OB und Sozialdezernentin kritisieren die Landesregierung scharf

Das ist die Geflüchteten-Situation in Dortmund im Überblick – Das plant die Stadtspitze

Flüchtlingsunterkunft Braunschweiger Straße
Die Unterkunft an der Braunschweiger Straße war bereits 2015 für Geflüchtete in Betrieb. Nun könnte die „Stand-By-Einrichtung“ binnen vier Wochen reaktiviert werden.

Die Unterbringung von Geflüchteten ist immer ein großer organisatorischer Aufwand. Hinzu kommen immer wieder Streitigkeiten zwischen Land und Kommunen – so auch in Dortmund. Die Stadtverwaltung kritisiert die Landesregierung scharf und fordert mehr Initiative von NRW-Ministerpräsident Wüst.

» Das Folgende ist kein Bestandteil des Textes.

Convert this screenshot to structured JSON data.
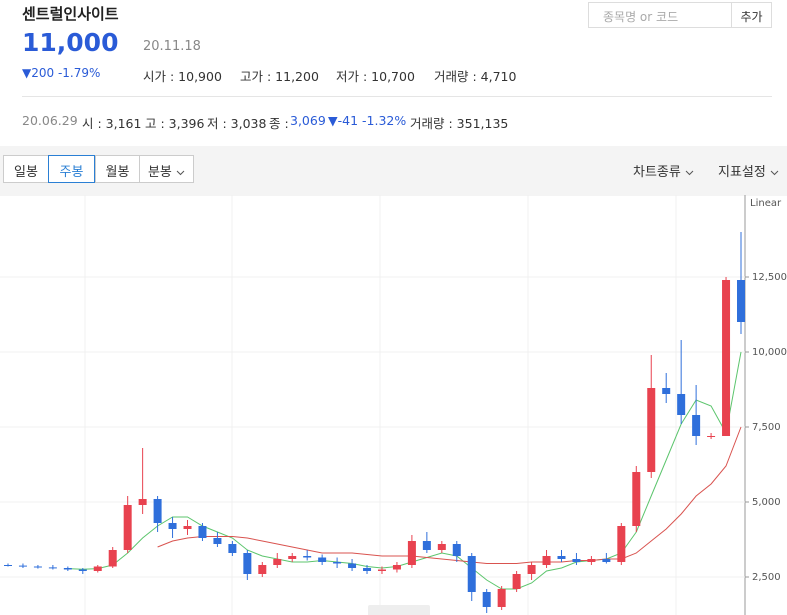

So ist die aktuelle Geflüchteten-Situation in Dortmund

Mit Stand vom 31. August 2023 leben 9.103 ukrainische Staatsangehörige in Dortmund. Die wenigsten von ihnen leben in einer städtischen Unterkunft. Daher gibt es dort noch Platz. Sozialdezernentin Birgit Zoerner erklärt die Flüchtlingssituation in Dortmund. Aktuell seien 358 Plätze in drei Unterkünften (Grevendiecksfeld, Mergelteichstraße, Nierstefeldstraße) sofort verfügbar, das entspricht einer Auslastung von 50 Prozent. Weitere 900 Plätze könnten in sogenannten „Stand-By-Einrichtungen“ binnen vier Wochen eingerichtet werden.

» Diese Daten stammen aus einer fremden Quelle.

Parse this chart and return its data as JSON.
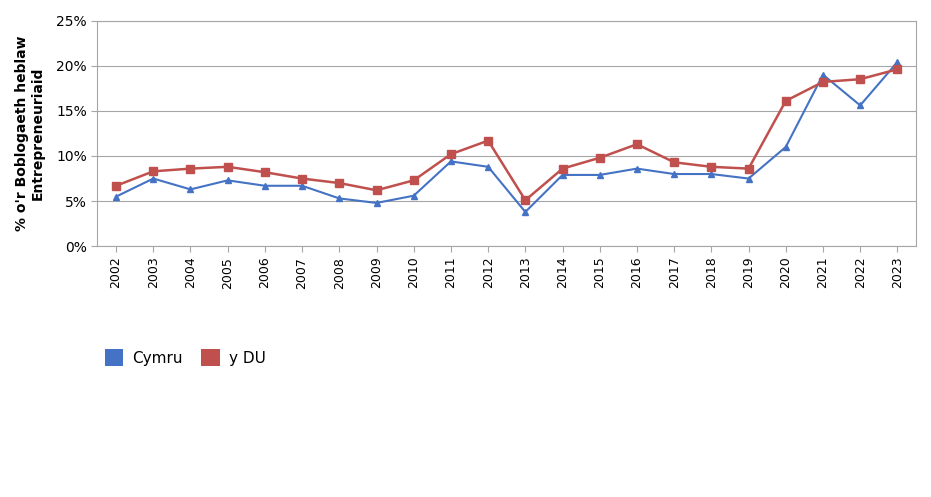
{
  "years": [
    2002,
    2003,
    2004,
    2005,
    2006,
    2007,
    2008,
    2009,
    2010,
    2011,
    2012,
    2013,
    2014,
    2015,
    2016,
    2017,
    2018,
    2019,
    2020,
    2021,
    2022,
    2023
  ],
  "cymru": [
    0.055,
    0.075,
    0.063,
    0.073,
    0.067,
    0.067,
    0.053,
    0.048,
    0.056,
    0.094,
    0.088,
    0.038,
    0.079,
    0.079,
    0.086,
    0.08,
    0.08,
    0.075,
    0.11,
    0.19,
    0.156,
    0.204
  ],
  "y_du": [
    0.067,
    0.083,
    0.086,
    0.088,
    0.082,
    0.075,
    0.07,
    0.062,
    0.073,
    0.102,
    0.117,
    0.051,
    0.086,
    0.098,
    0.113,
    0.093,
    0.088,
    0.086,
    0.161,
    0.182,
    0.185,
    0.196
  ],
  "cymru_color": "#4472C4",
  "y_du_color": "#C0504D",
  "ylabel": "% o'r Boblogaeth heblaw\nEntrepreneuriaid",
  "ylim": [
    0,
    0.25
  ],
  "yticks": [
    0,
    0.05,
    0.1,
    0.15,
    0.2,
    0.25
  ],
  "ytick_labels": [
    "0%",
    "5%",
    "10%",
    "15%",
    "20%",
    "25%"
  ],
  "legend_cymru": "Cymru",
  "legend_y_du": "y DU",
  "background_color": "#ffffff",
  "grid_color": "#a6a6a6",
  "spine_color": "#a6a6a6"
}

Stadträtin Birgit Zoerner, Sozialdezernentin der Stadt Dortmund
Sozialdezernentin Birgit Zoerner verkündet die aktuellen Kapazitäten Dortmunds. Nordstadtblogger-Redaktion | Nordstadtblogger

Diese sieben Unterkünfte befinden sich in der Braunschweiger Straße, der Niergartenstraße, im Landhaus Syburg, der früheren Hauptschule am Ostpark, der Leuthardtstraße, der Weißen Taube und der Hauptschule Derne. Die Schwierigkeit bestehe allerdings meist darin gut geschultes Betreuungspersonal zu finden, so Zoerner.

Die Stadt hat im Moment keine Aufnahmeverpflichtung, da man in der Vergangenheit mehr Personen aufgenommen hat, als man laut Gesetz verpflichtet wäre. Die Dortmunder Aufnahmequote liegt aktuell bei 102%. Aufgrund der Ankündigung der Landesregierung jede Woche zwischen 1000 und 1500 Geflüchtete auf die Kommunen aufzuteilen, muss die Stadt in vier Wochen aber im Schnitt 45 Menschen pro Woche aufnehmen.

Neue Zentrale Unterbringungseinrichtung in Dortmund geplant

Für die Unterbringung von Geflüchteten gibt es klare Abläufe. Die Bundesländer müssen je nach Einwohner:innenzahl eine unterschiedlich hohe Anzahl an Menschen aufnehmen. Berechnet wird dieses Verfahren durch den sogenannten „Königssteiner Schlüssel.“ Die Quote für das bevölkerungsreichste Bundesland NRW liegt bei 21,2%.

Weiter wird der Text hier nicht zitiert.